Histology is the study of tissues and organs using microscopy.
Similar to the phrase “form follows function”, the structures of human tissues are closely related to their functions.
By integrating histology with other disciplines, such as biochemistry, cell biology, and physiology, we can gain a much better understanding of how the body functions.
While there are many types of microscopy, light microscopy or LM is the most common, largely because of how practical it is in both the clinical setting, as well as in research.
Other types of microscopy include scanning probe, ultraviolet, virtual, and electron microscopy or EM.
Light microscopy can be further subdivided based on the specific technique that’s used, such as bright field, immunofluorescence, and dark field microscopy.
We’ll be focusing primarily on bright field microscopy and some of the various staining methods that go along with it.
Bright field microscopy is not only the simplest type of light microscopy but also the type that most people are familiar with, utilizing ordinary light to examine stained tissue at high magnification.
In order to visualize the tissue, it needs to be properly prepared first.
The most common method of tissue preparation has three main steps.
First is to fix, or preserve the tissue using formalin.
The next step is tissue processing, which is the step that removes water from the tissue.
This is done by using ethanol, which replaces the water in all the cells, and xylene, which removes ethanol by dissolving it, making it easier to embed the tissue in paraffin.
Embedding the tissue in paraffin wax is the third step, which removes xylene from the tissue and also solidifies into a “paraffin block” that makes it easier to section, or cut the tissue into very thin slices.
This is done using a machine called a microtome, which most labs use to cut the paraffin block into slices 4 μm in thickness.
Next, the paraffin slice is mounted on a glass slide and the tissue is stained to make it easier to see under the microscope.
The most common stain is the combination of hematoxylin and eosin or H&E for short.
This image of a pancreatic duct was stained with H&E and the image on the right was stained with only hematoxylin.
Hematoxylin is a positively charged basic dye and will stain negatively charged, structures purple or dark blue.
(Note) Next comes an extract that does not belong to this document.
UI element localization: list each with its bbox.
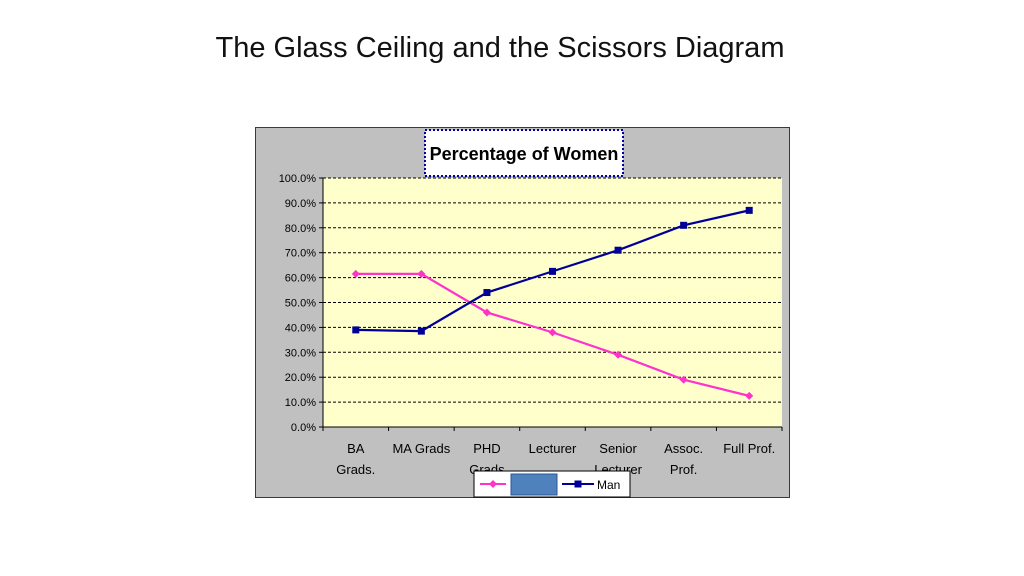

Because of this characteristic, tissue components that strongly stain with basic dyes are often called basophilic structures.
Nuclei, ribosomes, and rough endoplasmic reticulum are all basophilic structures because of the negatively charged DNA and RNA that they contain.
The cartilage matrix is also a common basophilic structure as well.
On the other hand, eosin is a negatively charged acidic dye that stains positively charged or eosinophilic structures red or pink.
Some of the commonly eosinophilic structures include collagen, cytoplasmic proteins, and mitochondria.
Mitochondria are especially eosinophilic and stains strongly to eosin, giving cells with a lot of mitochondria, like cardiac muscle cells, a dark pink coloration.
As you might expect, other stains can be used in order to help visualize and examine specific structures that might not be as easily seen with H&E.
The Periodic acid-Schiff or PAS stain is also commonly used.
It stains complex carbohydrates dark red or magenta, making it useful for identifying glycogen in cells such as hepatocytes and muscle cells.
In this image of hepatocytes, the tissue was stained with PAS and also counter-stained with hematoxylin.
This allows us to see the dark magenta glycogen, as well as the nuclei of the hepatocytes, which are stained purple by hematoxylin.
The sugars found within mucus are also stained well by PAS, such as the mucus found lining the stomach, which is intensely stained a dark magenta in this image.
The PAS stain will also stain connective tissue and basement membranes, such as the glomerular basement membrane and the basement membrane of bowman’s capsule found in the kidneys.
This section was taken from the small intestine and stained with masson trichrome.